Gap Opening in 3D: Single Planet Gaps
Jeffrey Fung, Eugene Chiang

TL;DR
This paper demonstrates through simulations that giant planets can carve gaps in 3D disks similarly to 2D, revealing complex flow patterns and stability features that impact disk composition and evolution.
Contribution
It shows that gap formation physics in 2D applies to 3D disks, with detailed flow dynamics and stability characteristics explored via direct simulations.
Findings
Surface density profiles are similar in 2D and 3D.
Gap surface density scales with planet mass as q^{-2}.

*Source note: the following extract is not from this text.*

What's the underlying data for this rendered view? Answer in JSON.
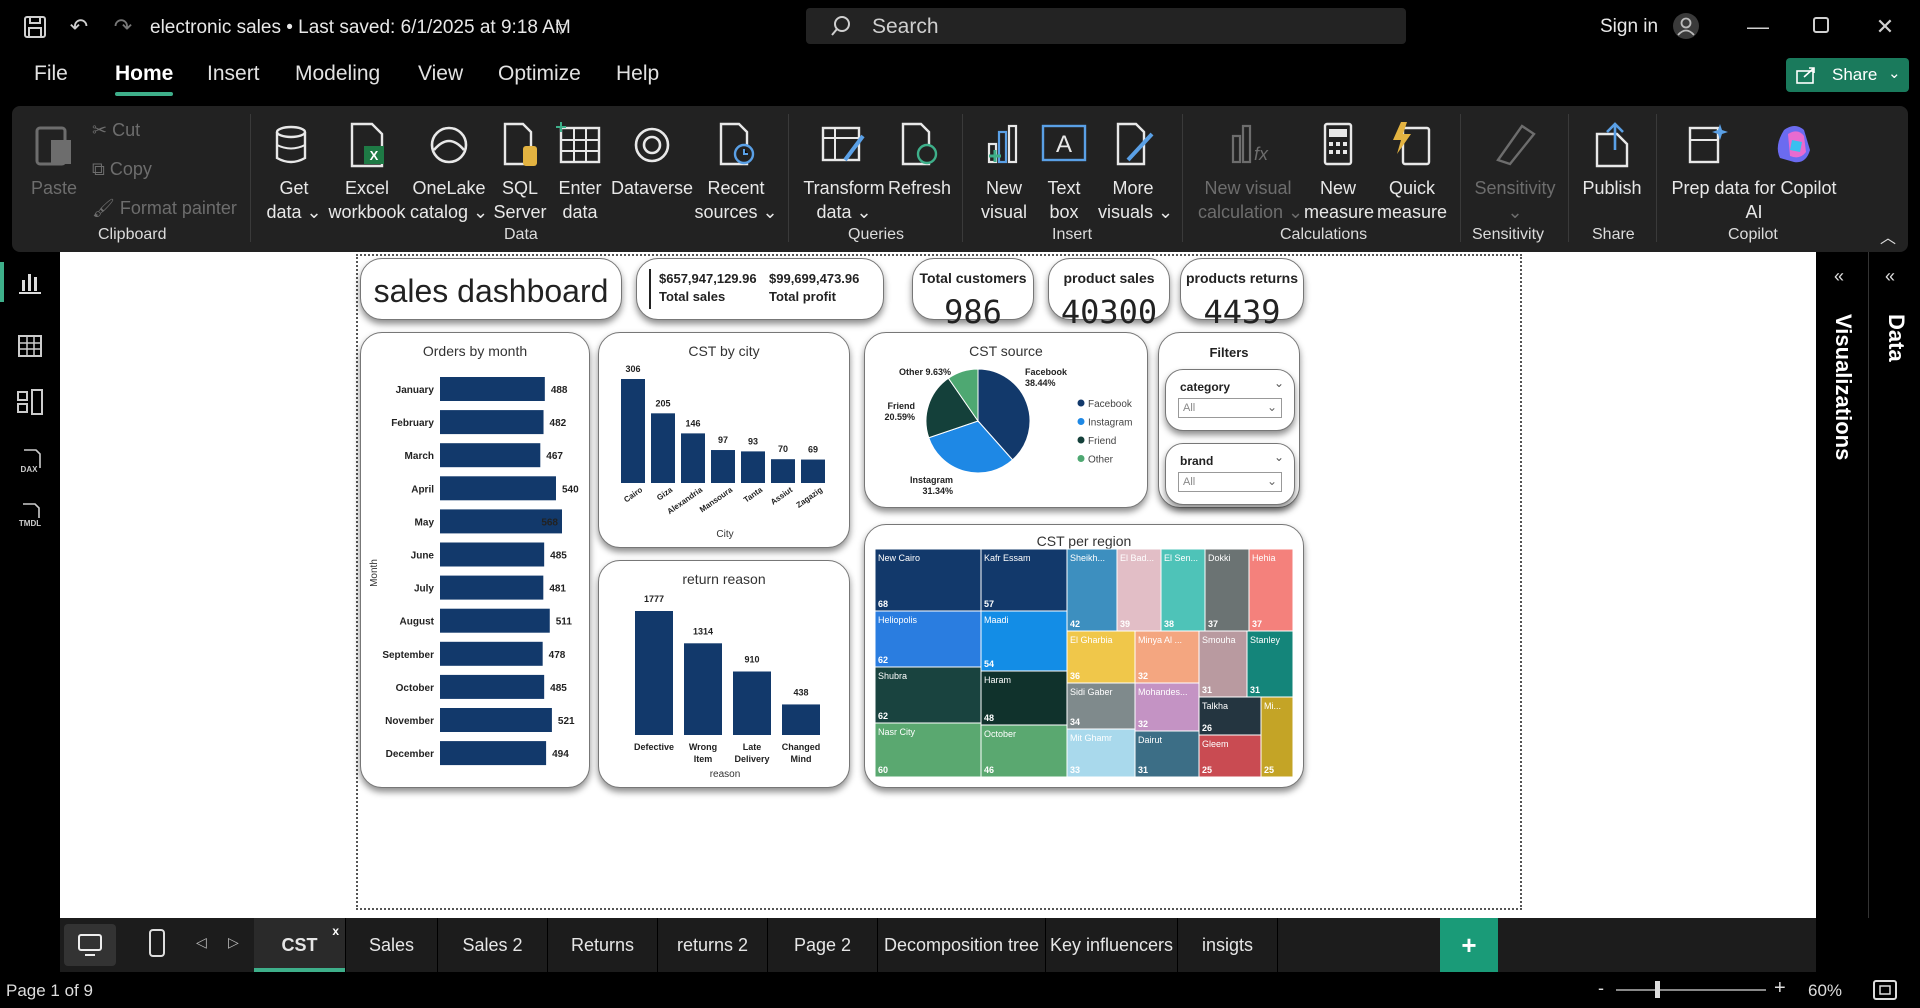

3D flows include extensive meridional circulations and occasional gap edge shedding.
Abstract
Giant planets can clear deep gaps when embedded in 2D (razor-thin) viscous circumstellar disks. We show by direct simulation that giant planets are just as capable of carving out gaps in 3D. Surface density maps are similar between 2D and 3D, even in detail. In particular, the scaling of gap surface density with planet mass, derived from a global "zero-dimensional" balance of Lindblad and viscous torques, applies equally well to results obtained at higher dimensions. Our 3D simulations reveal extensive, near-sonic, meridional flows both inside and outside the gaps; these large-scale circulations might bear on disk compositional gradients, in dust or other chemical species. At high planet mass, gap edges are mildly Rayleigh unstable and intermittently shed streams of material into the gap - less so in 3D than in 2D.